O nedenledir ki, bahara şükredilir. Kadim kültürlerin günümüze kalan gelenekleri de umudun, yaşama arzusunun, bahara ve yaşama şükredişin birer simgesidir. O simgelerden biri de Bulgarların geleneklerinden beyaz ve kırmızı yün iplerden yapılan Martenitsa ya da Marteniçka`lardır. Bulgarlar yakınlarına ve arkadaşlarına "martenitsa" olarak adlandırılan sembolleri, yıl boyu sağlık ve güç dileğiyle hediye ederler. Günümüzde satın alınan bir süs olsa da, özünde hediye edilme olan Martenistalar; bir umuttur.
 
Âdete göre, martenitsalar kırlangıç veya leylek görünceye kadar taşınırlar.
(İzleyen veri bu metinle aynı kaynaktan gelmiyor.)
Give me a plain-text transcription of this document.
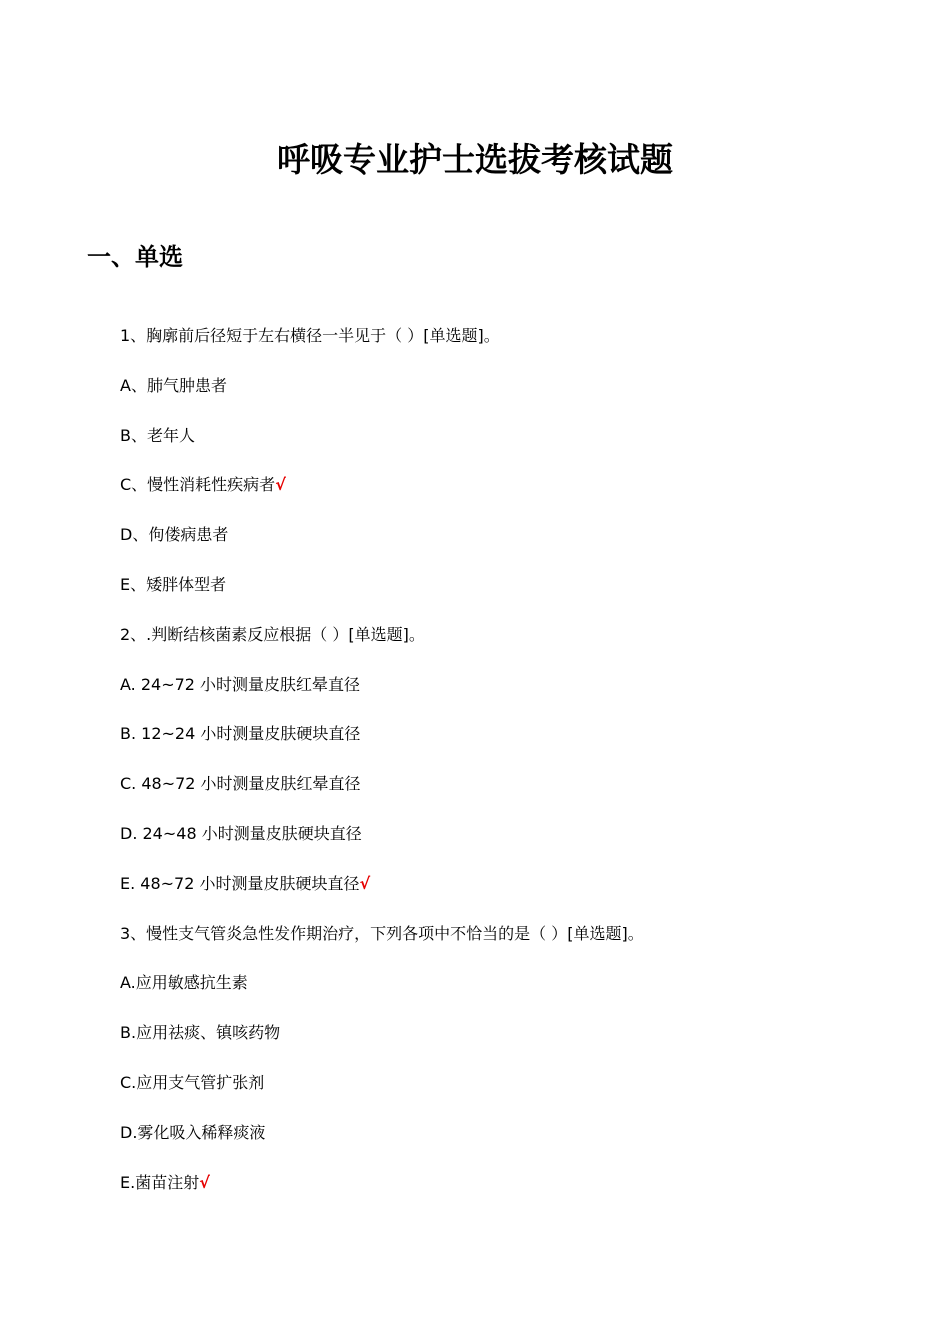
呼吸专业护士选拔考核试题
一、单选
1、胸廓前后径短于左右横径一半见于（ ）[单选题]。
A、肺气肿患者
B、老年人
C、慢性消耗性疾病者√
D、佝偻病患者
E、矮胖体型者
2、.判断结核菌素反应根据（ ）[单选题]。
A. 24~72 小时测量皮肤红晕直径
B. 12~24 小时测量皮肤硬块直径
C. 48~72 小时测量皮肤红晕直径
D. 24~48 小时测量皮肤硬块直径
E. 48~72 小时测量皮肤硬块直径√
3、慢性支气管炎急性发作期治疗，下列各项中不恰当的是（ ）[单选题]。
A.应用敏感抗生素
B.应用祛痰、镇咳药物
C.应用支气管扩张剂
D.雾化吸入稀释痰液
E.菌苗注射√
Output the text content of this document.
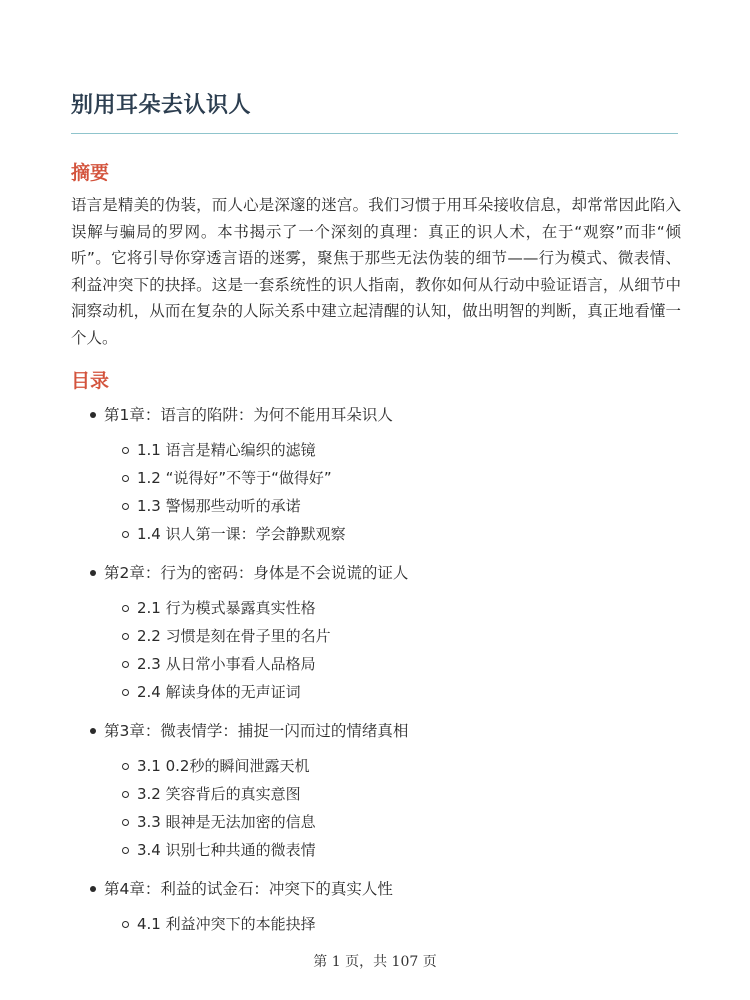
别用耳朵去认识人
摘要

语言是精美的伪装，而人心是深邃的迷宫。我们习惯于用耳朵接收信息，却常常因此陷入误解与骗局的罗网。本书揭示了一个深刻的真理：真正的识人术，在于“观察”而非“倾听”。它将引导你穿透言语的迷雾，聚焦于那些无法伪装的细节——行为模式、微表情、利益冲突下的抉择。这是一套系统性的识人指南，教你如何从行动中验证语言，从细节中洞察动机，从而在复杂的人际关系中建立起清醒的认知，做出明智的判断，真正地看懂一个人。

目录
第1章：语言的陷阱：为何不能用耳朵识人
1.1 语言是精心编织的滤镜
1.2 “说得好”不等于“做得好”
1.3 警惕那些动听的承诺
1.4 识人第一课：学会静默观察
第2章：行为的密码：身体是不会说谎的证人
2.1 行为模式暴露真实性格
2.2 习惯是刻在骨子里的名片
2.3 从日常小事看人品格局
2.4 解读身体的无声证词
第3章：微表情学：捕捉一闪而过的情绪真相
3.1 0.2秒的瞬间泄露天机
3.2 笑容背后的真实意图
3.3 眼神是无法加密的信息
3.4 识别七种共通的微表情
第4章：利益的试金石：冲突下的真实人性
4.1 利益冲突下的本能抉择
第 1 页，共 107 页
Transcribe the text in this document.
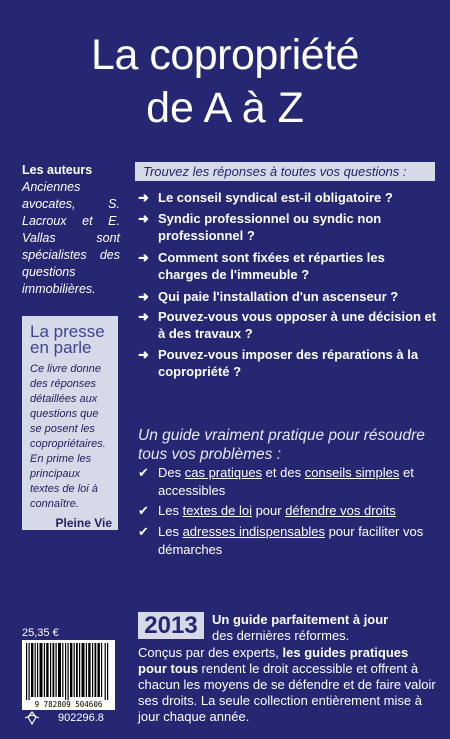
La copropriété
de A à Z
Les auteurs
Anciennes avocates, S. Lacroux et E. Vallas sont spécialistes des questions immobilières.
La presse
en parle
Ce livre donne des réponses détaillées aux questions que se posent les copropriétaires. En prime les principaux textes de loi à connaître.
Pleine Vie
Trouvez les réponses à toutes vos questions :
➜ Le conseil syndical est-il obligatoire ?
➜ Syndic professionnel ou syndic non professionnel ?
➜ Comment sont fixées et réparties les charges de l'immeuble ?
➜ Qui paie l'installation d'un ascenseur ?
➜ Pouvez-vous vous opposer à une décision et à des travaux ?
➜ Pouvez-vous imposer des réparations à la copropriété ?
Un guide vraiment pratique pour résoudre tous vos problèmes :
✔ Des cas pratiques et des conseils simples et accessibles
✔ Les textes de loi pour défendre vos droits
✔ Les adresses indispensables pour faciliter vos démarches
25,35 €
9 782809 504606
902296.8
2013	Un guide parfaitement à jour
des dernières réformes.
Conçus par des experts, les guides pratiques pour tous rendent le droit accessible et offrent à chacun les moyens de se défendre et de faire valoir ses droits. La seule collection entièrement mise à jour chaque année.
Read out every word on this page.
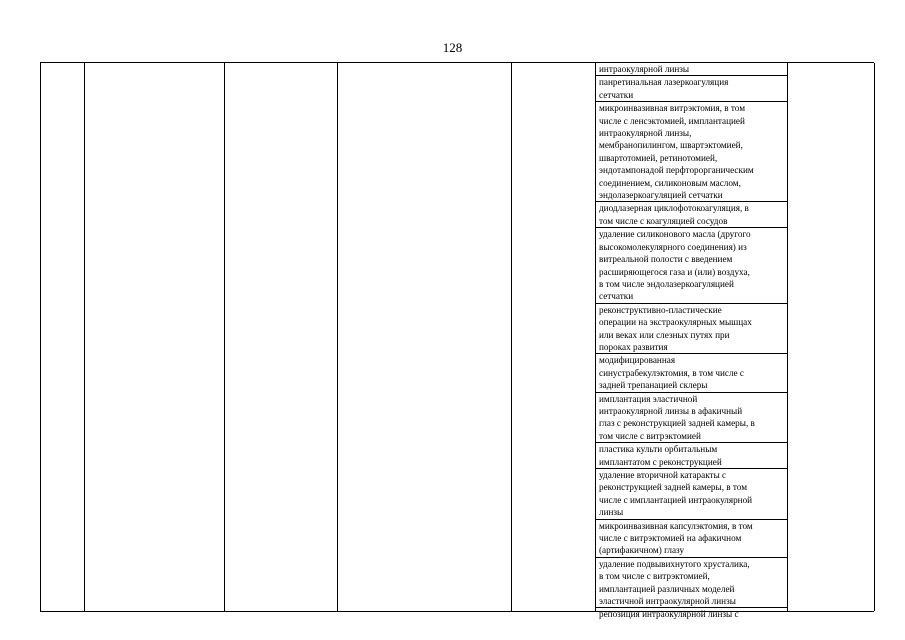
128
интраокулярной линзы
панретинальная лазеркоагуляция
сетчатки
микроинвазивная витрэктомия, в том
числе с ленсэктомией, имплантацией
интраокулярной линзы,
мембранопилингом, швартэктомией,
швартотомией, ретинотомией,
эндотампонадой перфторорганическим
соединением, силиконовым маслом,
эндолазеркоагуляцией сетчатки
диодлазерная циклофотокоагуляция, в
том числе с коагуляцией сосудов
удаление силиконового масла (другого
высокомолекулярного соединения) из
витреальной полости с введением
расширяющегося газа и (или) воздуха,
в том числе эндолазеркоагуляцией
сетчатки
реконструктивно-пластические
операции на экстраокулярных мышцах
или веках или слезных путях при
пороках развития
модифицированная
синустрабекулэктомия, в том числе с
задней трепанацией склеры
имплантация эластичной
интраокулярной линзы в афакичный
глаз с реконструкцией задней камеры, в
том числе с витрэктомией
пластика культи орбитальным
имплантатом с реконструкцией
удаление вторичной катаракты с
реконструкцией задней камеры, в том
числе с имплантацией интраокулярной
линзы
микроинвазивная капсулэктомия, в том
числе с витрэктомией на афакичном
(артифакичном) глазу
удаление подвывихнутого хрусталика,
в том числе с витрэктомией,
имплантацией различных моделей
эластичной интраокулярной линзы
репозиция интраокулярной линзы с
Göç eden kırlangıçlar ve leylekler; havanın iyiden iyiye ısındığına işaret eder. 
 
Baba Marta - Marta Nine, günümüze kadar korunmuş en saygın geleneklerden biridir. Martenitsalarda kullanılan beyaz renk uzun ömrü, kırmızı renk ise sağlık ve gücü temsil eder. Doğanın kış uykusuna yatmasının ardından baş gösteren soğuk iklim hastalıklarına karşı uzun ömür sağlık, bereket ve güç...
 
Bir umuttur dedik ya... 
Bahar bir umuttur. Yaşamı yeniden dirilten bir umut. Daha güzel yarınlara, daha mutlu bir geleceğe işaret eden bahar aylarında, sıklıkla bu kadim kültürün taşıyıcısı olan bileklikleri sıklıkla görmeye başlarız. 
 
Baharın her bir toplumda coşkuyla karşılanmasının en temeli; 
Geçmiş toplumların kışın gelen kıtlıkla, yiyecekten yoksun olma haliyle ilintilidir. Kış hastalıklarıyla kaybedilen dostların ölümüne olan hüzünle, sağlığın yokluğu ile ipek bağlar kurulmuştur.
 
Günümüzde ise, her ne kadar kış aylarında, geçmiş toplumlumlar ve uygarlıkların yaşadığı açlık ve kıtlık görülmese dahi, belirgin bir yoksulluk var.
Belki de son yıllarda Marteniçkaları daha sık görmemizin bir nedeni de budur. Günümüzde kıtlık kavramı kendini korusa da başkaca anlamlarda kazandı. 
Bir botun 600 lira olduğu, doğalgaz faturasının asgari ücretin 6`da 1`ini geçtiği, peynirin kilosunun 200-300 lirayı aştığı bir dönemde, yurttaşların yeniden kadim uygarlıkların bahar kucaklayan kültürlerine sarılmalarının nedeni belki de budur...
 
Sahi? 21`inci yüzyılda açlıktan ya da soğuktan donarak ölen var mıdır? 
Cevabını üzgünüm ki, hepimiz biliyoruz.